When Eric and Johnny took their stroll, it was market-day, and, even at that early hour, the streets presented a lively scene.

Carts and drays were the stalls in the open street, and people were buying and selling at a great rate.

The fish stalls were surrounded by storks; but the people seemed to mind them no more than the birds minded the people. These storks are great favorites with Germans.

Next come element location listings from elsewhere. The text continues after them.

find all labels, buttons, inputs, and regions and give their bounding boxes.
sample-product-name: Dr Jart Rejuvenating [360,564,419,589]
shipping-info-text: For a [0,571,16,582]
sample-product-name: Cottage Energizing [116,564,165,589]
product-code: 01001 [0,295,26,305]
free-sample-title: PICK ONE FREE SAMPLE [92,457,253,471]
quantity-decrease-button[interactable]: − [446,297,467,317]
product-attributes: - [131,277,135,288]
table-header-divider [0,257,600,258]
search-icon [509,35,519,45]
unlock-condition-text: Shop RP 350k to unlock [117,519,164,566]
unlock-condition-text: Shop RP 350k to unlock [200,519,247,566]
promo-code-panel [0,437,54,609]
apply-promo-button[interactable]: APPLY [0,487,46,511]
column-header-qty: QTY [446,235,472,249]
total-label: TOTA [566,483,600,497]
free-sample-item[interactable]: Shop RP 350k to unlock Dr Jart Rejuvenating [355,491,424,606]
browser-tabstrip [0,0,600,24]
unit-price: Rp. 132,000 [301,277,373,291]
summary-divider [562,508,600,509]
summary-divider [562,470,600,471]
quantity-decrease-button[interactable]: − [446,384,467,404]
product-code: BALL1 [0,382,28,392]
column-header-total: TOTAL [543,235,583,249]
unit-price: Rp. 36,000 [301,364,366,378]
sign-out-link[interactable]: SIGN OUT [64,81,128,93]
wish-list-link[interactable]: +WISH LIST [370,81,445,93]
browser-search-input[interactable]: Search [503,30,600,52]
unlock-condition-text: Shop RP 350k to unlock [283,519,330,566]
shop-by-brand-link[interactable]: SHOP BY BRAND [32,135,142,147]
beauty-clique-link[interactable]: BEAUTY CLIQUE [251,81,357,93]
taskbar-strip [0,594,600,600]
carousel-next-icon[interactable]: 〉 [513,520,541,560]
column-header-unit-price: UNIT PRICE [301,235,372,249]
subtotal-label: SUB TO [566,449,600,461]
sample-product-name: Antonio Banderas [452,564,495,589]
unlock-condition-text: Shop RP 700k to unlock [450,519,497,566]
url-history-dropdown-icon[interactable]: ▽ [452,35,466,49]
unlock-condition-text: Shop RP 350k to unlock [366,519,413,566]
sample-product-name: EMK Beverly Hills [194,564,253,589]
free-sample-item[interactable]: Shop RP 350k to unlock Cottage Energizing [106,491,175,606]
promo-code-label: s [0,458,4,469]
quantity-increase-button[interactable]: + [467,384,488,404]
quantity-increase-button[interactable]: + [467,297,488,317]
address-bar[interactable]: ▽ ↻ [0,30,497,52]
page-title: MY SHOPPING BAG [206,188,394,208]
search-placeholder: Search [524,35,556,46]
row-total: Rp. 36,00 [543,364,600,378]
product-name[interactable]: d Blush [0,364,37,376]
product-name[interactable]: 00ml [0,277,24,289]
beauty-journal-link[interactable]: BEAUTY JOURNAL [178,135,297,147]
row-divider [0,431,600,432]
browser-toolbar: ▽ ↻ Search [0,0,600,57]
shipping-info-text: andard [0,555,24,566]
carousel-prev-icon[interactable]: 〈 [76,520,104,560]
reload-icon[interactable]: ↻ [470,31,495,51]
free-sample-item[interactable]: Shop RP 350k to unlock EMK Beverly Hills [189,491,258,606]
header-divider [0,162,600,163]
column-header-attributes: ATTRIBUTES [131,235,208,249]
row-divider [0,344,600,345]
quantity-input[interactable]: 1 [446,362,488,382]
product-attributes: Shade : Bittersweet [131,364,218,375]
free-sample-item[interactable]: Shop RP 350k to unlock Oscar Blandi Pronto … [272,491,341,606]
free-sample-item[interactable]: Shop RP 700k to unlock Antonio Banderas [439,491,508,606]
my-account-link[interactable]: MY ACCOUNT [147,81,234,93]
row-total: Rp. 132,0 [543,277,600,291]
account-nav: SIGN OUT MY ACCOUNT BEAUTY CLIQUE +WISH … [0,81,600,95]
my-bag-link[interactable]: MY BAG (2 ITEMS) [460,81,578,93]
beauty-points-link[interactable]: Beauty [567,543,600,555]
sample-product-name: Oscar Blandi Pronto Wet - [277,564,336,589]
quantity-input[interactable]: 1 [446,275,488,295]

In Strasbourg they are as tame as our domestic hens, and it is very comical to see them strutting importantly about, as if they had as good a right to the sidewalk as the other citizens.

The boys returned to the hotel with ravenous appetites, but, hungry as they were, could not appreciate the described daintiness of a most apparently unpalatable pie, called pâté de foie gras; so they were obliged to content themselves with other edibles and fragrant French coffee.

“Now for the minster!” said Eric, as they arose from the table.

“The minister?” exclaimed Johnny; “what for?”

Eric laughed.

“Not minister, but minster. A minster is a cathedral church.”

“I don’t care much about the minster, then,” said Johnny, running up stairs on all fours. “I’ve seen cathedrals till I’m sick of them. But this clock is curious, and I’m anxious to see it.”

“Johnny,” expostulated Eric, “walk properly. You ought to have been a monkey.—And that reminds me,” he added, “I must feed Froll and fasten her, that she may do no mischief while we’re at the cathedral.”